We also know that the hospital is not finding out if the adults presenting at the ER with a child have a right to consent for treatment, although a biological parent may not have that right. And with IVF, a birth mother, who automatically has that right unless there’s an adoption, may not be the biological mother.

After Dallas City Councilman Omar Narvaez spoke to Bauer, he contacted the hospital’s government relations liaison. “She said she would investigate, and make sure Megan was contacted,” Narvaez said.

Because of HIPAA, the liaison said they couldn’t share anything else with Narvaez, who said he explained to Bauer the city’s Fair Housing public accommodations nondiscrimination policy and complaint procedure.

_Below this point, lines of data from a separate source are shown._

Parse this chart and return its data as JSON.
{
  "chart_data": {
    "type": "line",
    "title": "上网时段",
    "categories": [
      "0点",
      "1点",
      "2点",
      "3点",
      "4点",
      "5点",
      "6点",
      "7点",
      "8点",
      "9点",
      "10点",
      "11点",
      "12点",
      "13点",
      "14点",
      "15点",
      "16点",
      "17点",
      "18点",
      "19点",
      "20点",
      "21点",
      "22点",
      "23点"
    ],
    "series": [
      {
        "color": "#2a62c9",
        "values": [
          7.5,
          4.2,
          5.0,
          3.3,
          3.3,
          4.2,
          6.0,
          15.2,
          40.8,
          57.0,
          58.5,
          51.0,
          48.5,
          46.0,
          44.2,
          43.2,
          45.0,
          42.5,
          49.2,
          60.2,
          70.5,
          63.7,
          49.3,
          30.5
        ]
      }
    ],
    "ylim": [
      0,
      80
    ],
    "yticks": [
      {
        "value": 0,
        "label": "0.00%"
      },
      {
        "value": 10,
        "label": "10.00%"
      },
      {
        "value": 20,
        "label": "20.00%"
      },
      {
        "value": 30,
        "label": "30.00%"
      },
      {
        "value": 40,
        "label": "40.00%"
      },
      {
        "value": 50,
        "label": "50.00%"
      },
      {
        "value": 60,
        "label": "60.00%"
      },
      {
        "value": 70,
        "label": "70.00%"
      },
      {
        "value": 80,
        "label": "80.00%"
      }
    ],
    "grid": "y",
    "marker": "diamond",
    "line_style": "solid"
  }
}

Dallas Voice asked Children’s Health why hospital staff is asking about a biological connection of lesbian mom to her child rather than if the mom has a right to consent to treatment. Here’s their response:

“The health and safety of our patients is our number one priority. Upon arrival at our emergency rooms, parents and/or legal guardians are asked questions to verify their ability to legally consent to their child’s care. We actively review and train our team members on these procedures to uphold equitable and inclusive treatment for all the families we’re privileged to serve while safeguarding our patients’ privacy.”

Bauer responded to Children’s Health’s statement saying she believes the hospital has a procedure in place that requires admission staff to ask, “Are you the biological parents?”

“Multiple staff members explicitly told me the night I was there that this was an established, required procedure,” she said. “Also, I was explicitly told that despite complaints, the directive to continue this practice had come from higher ups, possibly from the board level.”

Bauer again stressed that being the biological mom doesn’t give her automatic right to consent to care, which is the important piece of information the hospital does need. “Based on their continuation of this practice despite complaints, I think it’s clear that there is an intent to discriminate against the LGBTQ families,” she said.

She also questioned why the hospital would be collecting this unnecessary data that “they have no right to collect … . It does not directly indicate the legal ability to consent to care, so other than offending people, what is the purpose of persisting in improperly collecting this data?”